An Analysis Tool for Push-Sum Based Distributed Optimization

TL;DR

This paper introduces an analysis tool for push-sum algorithms in distributed optimization, improving convergence rate proofs and enabling new algorithm variants over directed graphs.

Contribution

It establishes explicit probability sequences and quadratic Lyapunov functions for push-sum algorithms, enhancing convergence analysis and proposing a flexible heterogeneous algorithm.

Findings

Subgradient-push converges at O(1/√t) for convex functions.

Stochastic gradient-push converges at O(1/t) for strongly convex functions.
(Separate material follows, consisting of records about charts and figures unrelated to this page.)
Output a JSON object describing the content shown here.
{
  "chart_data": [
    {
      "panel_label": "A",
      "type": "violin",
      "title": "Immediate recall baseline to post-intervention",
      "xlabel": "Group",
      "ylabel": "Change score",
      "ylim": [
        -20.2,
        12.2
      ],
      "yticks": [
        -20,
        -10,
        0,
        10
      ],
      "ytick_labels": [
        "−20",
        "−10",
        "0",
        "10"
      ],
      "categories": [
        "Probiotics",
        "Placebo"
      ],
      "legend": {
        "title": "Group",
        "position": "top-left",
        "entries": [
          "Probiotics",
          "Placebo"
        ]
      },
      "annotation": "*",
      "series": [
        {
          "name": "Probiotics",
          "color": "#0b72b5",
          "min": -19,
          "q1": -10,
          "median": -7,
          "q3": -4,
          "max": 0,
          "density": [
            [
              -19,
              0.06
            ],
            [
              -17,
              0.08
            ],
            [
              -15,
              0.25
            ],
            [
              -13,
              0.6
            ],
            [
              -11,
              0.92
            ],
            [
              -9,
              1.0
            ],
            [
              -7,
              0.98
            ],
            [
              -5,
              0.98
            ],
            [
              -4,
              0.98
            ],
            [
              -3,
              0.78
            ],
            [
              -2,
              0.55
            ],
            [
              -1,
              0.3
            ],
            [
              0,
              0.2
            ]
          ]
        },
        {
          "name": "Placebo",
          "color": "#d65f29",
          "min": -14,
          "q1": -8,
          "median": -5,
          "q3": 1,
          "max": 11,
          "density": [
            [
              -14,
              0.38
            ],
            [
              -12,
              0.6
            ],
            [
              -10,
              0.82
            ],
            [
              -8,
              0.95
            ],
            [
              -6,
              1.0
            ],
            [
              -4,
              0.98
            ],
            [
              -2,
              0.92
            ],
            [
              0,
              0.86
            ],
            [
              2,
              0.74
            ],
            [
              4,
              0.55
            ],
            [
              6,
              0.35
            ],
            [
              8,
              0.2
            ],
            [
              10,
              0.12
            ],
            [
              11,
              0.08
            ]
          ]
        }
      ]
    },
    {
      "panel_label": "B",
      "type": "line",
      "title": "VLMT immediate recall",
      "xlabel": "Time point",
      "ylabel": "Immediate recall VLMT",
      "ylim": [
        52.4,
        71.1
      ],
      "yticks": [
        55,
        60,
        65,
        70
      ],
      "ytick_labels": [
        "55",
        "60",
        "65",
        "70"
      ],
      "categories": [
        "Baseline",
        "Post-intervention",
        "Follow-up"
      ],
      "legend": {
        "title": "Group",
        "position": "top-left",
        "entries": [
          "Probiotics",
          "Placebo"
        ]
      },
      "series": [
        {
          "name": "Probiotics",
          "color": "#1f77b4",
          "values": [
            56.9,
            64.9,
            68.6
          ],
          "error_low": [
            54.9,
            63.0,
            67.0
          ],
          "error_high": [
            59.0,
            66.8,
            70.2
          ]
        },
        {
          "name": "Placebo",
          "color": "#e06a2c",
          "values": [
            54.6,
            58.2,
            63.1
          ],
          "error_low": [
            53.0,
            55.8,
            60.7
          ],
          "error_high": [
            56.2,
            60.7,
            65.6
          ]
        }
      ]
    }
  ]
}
The proposed methods achieve optimal convergence rates matching single-agent algorithms.

Abstract

The push-sum algorithm is probably the most important distributed averaging approach over directed graphs, which has been applied to various problems including distributed optimization. This paper establishes the explicit absolute probability sequence for the push-sum algorithm, and based on which, constructs quadratic Lyapunov functions for push-sum based distributed optimization algorithms. As illustrative examples, the proposed novel analysis tool can improve the convergence rates of the subgradient-push and stochastic gradient-push, two important algorithms for distributed convex optimization over unbalanced directed graphs. Specifically, the paper proves that the subgradient-push algorithm converges at a rate of $O(1/\sqrt{t})$ for general convex functions and stochastic gradient-push algorithm converges at a rate of $O(1/t)$ for strongly convex functions, over time-varying unbalanced directed graphs. Both rates are respectively the same as the state-of-the-art rates of their single-agent counterparts and thus optimal, which closes the theoretical gap between the centralized and push-sum based (sub)gradient methods. The paper further proposes a heterogeneous push-sum based subgradient algorithm in which each agent can arbitrarily switch between subgradient-push and push-subgradient. The heterogeneous algorithm thus subsumes both subgradient-push and push-subgradient as special cases, and still converges to an optimal point at an optimal rate. The proposed tool can also be extended to analyze distributed weighted averaging.